Ich kann an dieser Stelle nur nochmal dem Regisseur und Selfmade-Spieleentwickler Danny Ledonne danken, der uns so einen wertvollen, nuancierten Blick auf sein Spiel und die Spieleindustrie gibt. Ich kann mir nicht mal ansatzweise vorstellen, wie viel Verachtung, Hass und konkrete Todesdrohungen dieser Mann über sich ergehen lassen musste, weil er es gewagt hatte, seine Gefühle im Bezug auf das Massaker in Littleton mithilfe eines Videospiels auszudrücken. Es gehört verdammt viel Mut dazu, sein Gesicht in die Kamera zu halten und sich zu erklären, wenn man als Monster bespuckt wird.

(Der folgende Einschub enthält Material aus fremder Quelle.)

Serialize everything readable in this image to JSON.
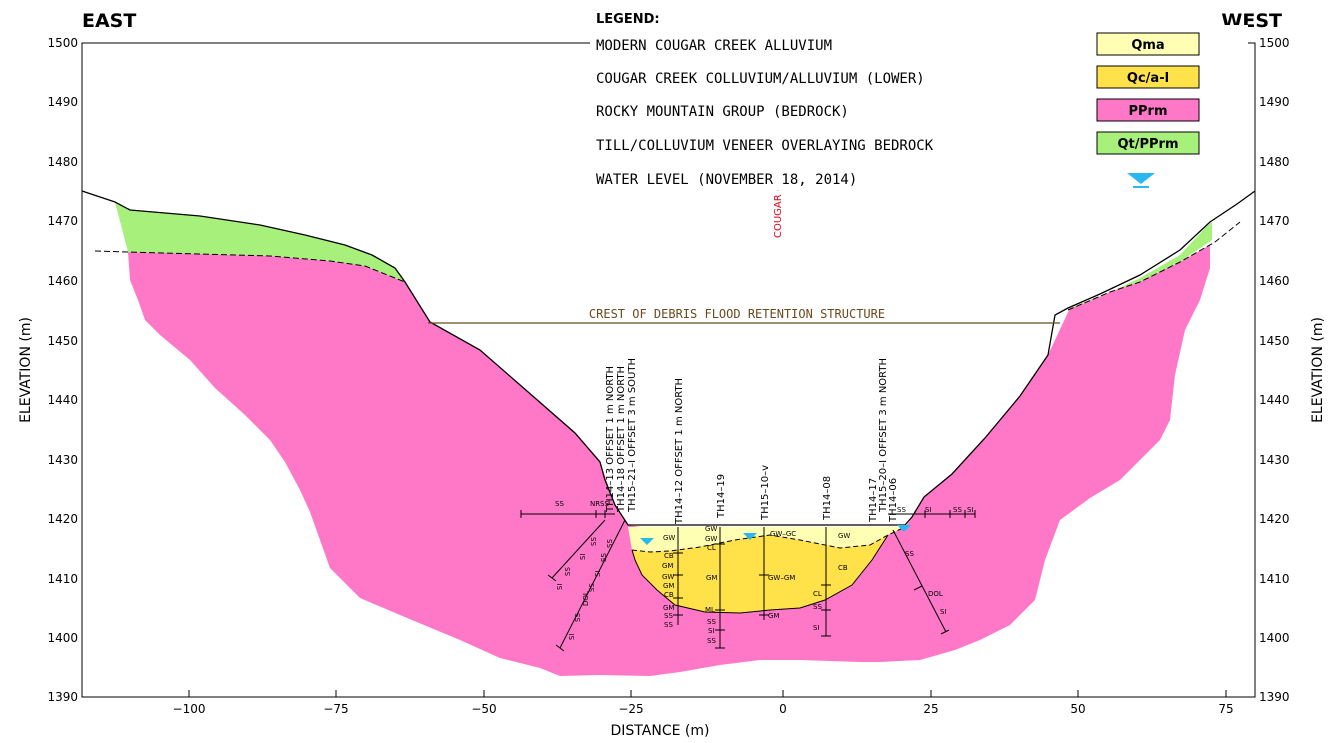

Ich sag’s nochmal: Bitte, bitte schaut euch diesen Film an. “Playing Columbine” ist die wichtigste Dokumentation zum Thema Videospiele, die bislang gedreht wurde. Ein aufwühlendes, kontroverses, nachdenklich stimmendes Meisterwerk, an dem gerade wir als Spieler nicht vorbeisehen können. Erste Eindrücke bekommt ihr im Trailer:

Kleiner Wermutstropfen: Leider ist “Playing Columbine” über die Homepage bislang nur per PayPal in englischer Version zu bestellen. Ich kann euch aber versichern, dass die Scheibe jeden Cent wert ist. Wenn ihr einen Account habt und Geld für diesen Film zahlen wollt, unterstützt ihn mit eurer Bestellung. Lasst euch anregen, lasst euch inspirieren, diskutiert und streitet über diesen Film. Die Zeit ist reif. Und über ein paar Rückmeldungen würde sich Danny bestimmt auch freuen (die Anregung, für den Film deutsche Untertitel produzieren zu lassen zum Beispiel…)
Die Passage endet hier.